How to find the distance between two nodes using BFS?

Question

I wrote this code of BFS in c++ using wikipedia's pseudocode. The function takes two parameters s,t. Where s is the source node and t is the target, if the target is fount, the the search return the target itself, or else it return -1. Here is my code:

#include <iostream>
#include <deque>
#include <vector>

using namespace std;

struct vertex{
vector<int> edges;
bool visited;
};

int dist = 0;

int BFS(vertex Graph[],int v,int target){
deque<int> Q;
Q.push_front(v);
Graph[v].visited = true;
    while(!Q.empty()){
        int t = Q.back();
        Q.pop_back();
            if(t == target){
                return t;
            }
            for(unsigned int i = 0;i < Graph[t].edges.size();i++){
                int u = Graph[t].edges[i];
                if(!Graph[u].visited){
                    Graph[u].visited = true;
                    Q.push_front(u);
                }
            }
    }
    return -1;
} 

int main(){
int n;
cin >> n;
vertex Graph[n];
int k;
cin >> k;
for(int i = 0;i < k; i++){
    int a,b;
    cin >> a >> b;
    a--;
    b--;
    Graph[a].edges.push_back(b);
    Graph[b].edges.push_back(a);
}

for(int i = 0;i < n; i++){
    Graph[i].visited = false;
}

int s,t;
cin >> s >> t;

cout << BFS(Graph,s,t);

  }

I read this in wikipedia :

Breadth-first search can be used to solve many problems in graph theory, for example:
Finding the shortest path between two nodes u and v (with path length measured by number > > of edges)

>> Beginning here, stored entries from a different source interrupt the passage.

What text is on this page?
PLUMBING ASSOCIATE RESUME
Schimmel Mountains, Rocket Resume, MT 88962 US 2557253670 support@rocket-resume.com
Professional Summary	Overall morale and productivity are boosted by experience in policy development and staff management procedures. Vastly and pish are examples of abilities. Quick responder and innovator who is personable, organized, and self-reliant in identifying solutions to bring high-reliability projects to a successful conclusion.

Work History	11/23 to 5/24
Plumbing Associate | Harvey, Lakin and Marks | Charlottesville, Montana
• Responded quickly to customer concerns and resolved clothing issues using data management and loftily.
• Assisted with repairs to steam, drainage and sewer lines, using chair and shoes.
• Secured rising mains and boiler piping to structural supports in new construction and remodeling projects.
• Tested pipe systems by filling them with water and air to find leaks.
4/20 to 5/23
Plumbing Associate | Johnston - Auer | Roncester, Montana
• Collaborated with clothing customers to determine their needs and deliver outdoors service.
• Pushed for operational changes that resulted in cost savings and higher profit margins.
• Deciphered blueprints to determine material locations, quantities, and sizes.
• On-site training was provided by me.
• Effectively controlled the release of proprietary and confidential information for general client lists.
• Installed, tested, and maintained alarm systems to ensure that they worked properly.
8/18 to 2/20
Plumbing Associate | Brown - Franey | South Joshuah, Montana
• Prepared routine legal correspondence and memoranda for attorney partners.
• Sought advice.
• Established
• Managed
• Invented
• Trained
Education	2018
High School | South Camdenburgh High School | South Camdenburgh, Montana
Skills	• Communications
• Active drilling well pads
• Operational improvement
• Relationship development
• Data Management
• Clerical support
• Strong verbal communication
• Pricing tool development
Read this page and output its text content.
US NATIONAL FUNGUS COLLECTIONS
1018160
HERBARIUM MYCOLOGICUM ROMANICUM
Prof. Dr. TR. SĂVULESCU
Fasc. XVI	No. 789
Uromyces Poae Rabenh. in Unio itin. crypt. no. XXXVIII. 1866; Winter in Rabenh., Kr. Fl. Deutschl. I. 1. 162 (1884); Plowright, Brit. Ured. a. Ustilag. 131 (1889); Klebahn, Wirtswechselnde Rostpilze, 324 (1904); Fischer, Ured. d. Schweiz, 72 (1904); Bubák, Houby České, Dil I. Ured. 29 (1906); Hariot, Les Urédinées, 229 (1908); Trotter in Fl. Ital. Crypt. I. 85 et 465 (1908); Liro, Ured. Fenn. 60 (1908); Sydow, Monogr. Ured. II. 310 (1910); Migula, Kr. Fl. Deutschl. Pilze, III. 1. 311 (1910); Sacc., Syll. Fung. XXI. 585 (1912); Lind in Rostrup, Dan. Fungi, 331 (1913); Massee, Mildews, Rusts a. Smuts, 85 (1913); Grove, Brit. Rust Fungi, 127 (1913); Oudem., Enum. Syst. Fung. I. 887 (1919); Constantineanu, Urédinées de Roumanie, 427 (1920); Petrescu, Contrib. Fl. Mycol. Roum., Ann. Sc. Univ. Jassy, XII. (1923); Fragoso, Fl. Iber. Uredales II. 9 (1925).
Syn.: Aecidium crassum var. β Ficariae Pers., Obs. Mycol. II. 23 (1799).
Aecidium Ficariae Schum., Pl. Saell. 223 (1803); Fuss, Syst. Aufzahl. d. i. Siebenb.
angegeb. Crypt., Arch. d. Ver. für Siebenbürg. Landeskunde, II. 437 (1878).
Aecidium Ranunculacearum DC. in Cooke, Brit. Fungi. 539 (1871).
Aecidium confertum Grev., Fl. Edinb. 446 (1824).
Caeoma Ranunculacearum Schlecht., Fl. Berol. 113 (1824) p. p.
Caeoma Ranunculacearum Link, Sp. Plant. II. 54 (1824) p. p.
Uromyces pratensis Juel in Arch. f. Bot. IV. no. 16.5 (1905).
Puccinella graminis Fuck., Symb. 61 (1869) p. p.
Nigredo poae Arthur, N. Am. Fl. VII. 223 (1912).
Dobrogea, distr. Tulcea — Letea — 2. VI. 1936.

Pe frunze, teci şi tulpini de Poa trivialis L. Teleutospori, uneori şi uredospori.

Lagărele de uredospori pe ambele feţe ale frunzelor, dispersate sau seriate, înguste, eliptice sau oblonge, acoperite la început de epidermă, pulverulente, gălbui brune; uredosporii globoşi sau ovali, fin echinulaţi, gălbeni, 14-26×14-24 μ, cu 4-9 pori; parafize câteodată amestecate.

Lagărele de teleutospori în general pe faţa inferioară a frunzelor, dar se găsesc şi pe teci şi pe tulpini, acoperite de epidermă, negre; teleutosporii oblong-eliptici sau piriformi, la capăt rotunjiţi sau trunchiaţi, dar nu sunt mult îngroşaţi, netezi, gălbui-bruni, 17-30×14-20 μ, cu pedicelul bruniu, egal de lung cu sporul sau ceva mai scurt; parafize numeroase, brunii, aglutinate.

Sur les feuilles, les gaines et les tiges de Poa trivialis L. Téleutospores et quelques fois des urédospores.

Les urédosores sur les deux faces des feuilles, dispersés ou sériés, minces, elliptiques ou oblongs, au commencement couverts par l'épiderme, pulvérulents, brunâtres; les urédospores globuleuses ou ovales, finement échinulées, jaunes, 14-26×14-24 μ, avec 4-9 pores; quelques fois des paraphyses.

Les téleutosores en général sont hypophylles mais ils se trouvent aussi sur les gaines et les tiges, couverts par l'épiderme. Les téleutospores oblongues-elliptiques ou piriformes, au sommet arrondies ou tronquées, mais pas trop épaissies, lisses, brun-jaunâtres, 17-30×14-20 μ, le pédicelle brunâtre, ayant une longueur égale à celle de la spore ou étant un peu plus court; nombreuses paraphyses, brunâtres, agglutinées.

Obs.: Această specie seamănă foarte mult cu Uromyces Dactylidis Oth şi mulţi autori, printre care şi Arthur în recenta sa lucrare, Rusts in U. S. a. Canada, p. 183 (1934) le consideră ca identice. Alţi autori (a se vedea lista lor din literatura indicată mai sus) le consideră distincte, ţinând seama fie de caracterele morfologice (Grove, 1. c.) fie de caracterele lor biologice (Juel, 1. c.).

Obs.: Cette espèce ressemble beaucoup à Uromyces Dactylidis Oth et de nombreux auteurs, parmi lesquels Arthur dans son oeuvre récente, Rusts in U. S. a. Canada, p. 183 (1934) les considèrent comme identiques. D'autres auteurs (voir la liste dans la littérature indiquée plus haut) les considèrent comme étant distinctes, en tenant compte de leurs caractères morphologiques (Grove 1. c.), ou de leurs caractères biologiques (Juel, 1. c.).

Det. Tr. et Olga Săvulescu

How do i change my function BFS to return the shortest path from s to t and return -1 if no path exists?

Answer 1

Breadth-first search, by definition, visits all nodes at distance d from the starting point before visiting any nodes at distance d+1. So when you traverse the graph in breadth-first order, the first time you encounter the target node, you've gotten there by the shortest possible route.

Nathan S.' answer is correct, though I hope this answer provides some more intuition about why this works. Paul Dinh's comment is also correct; you can modify Nathan's answer to track distance instead of the actual path pretty trivially.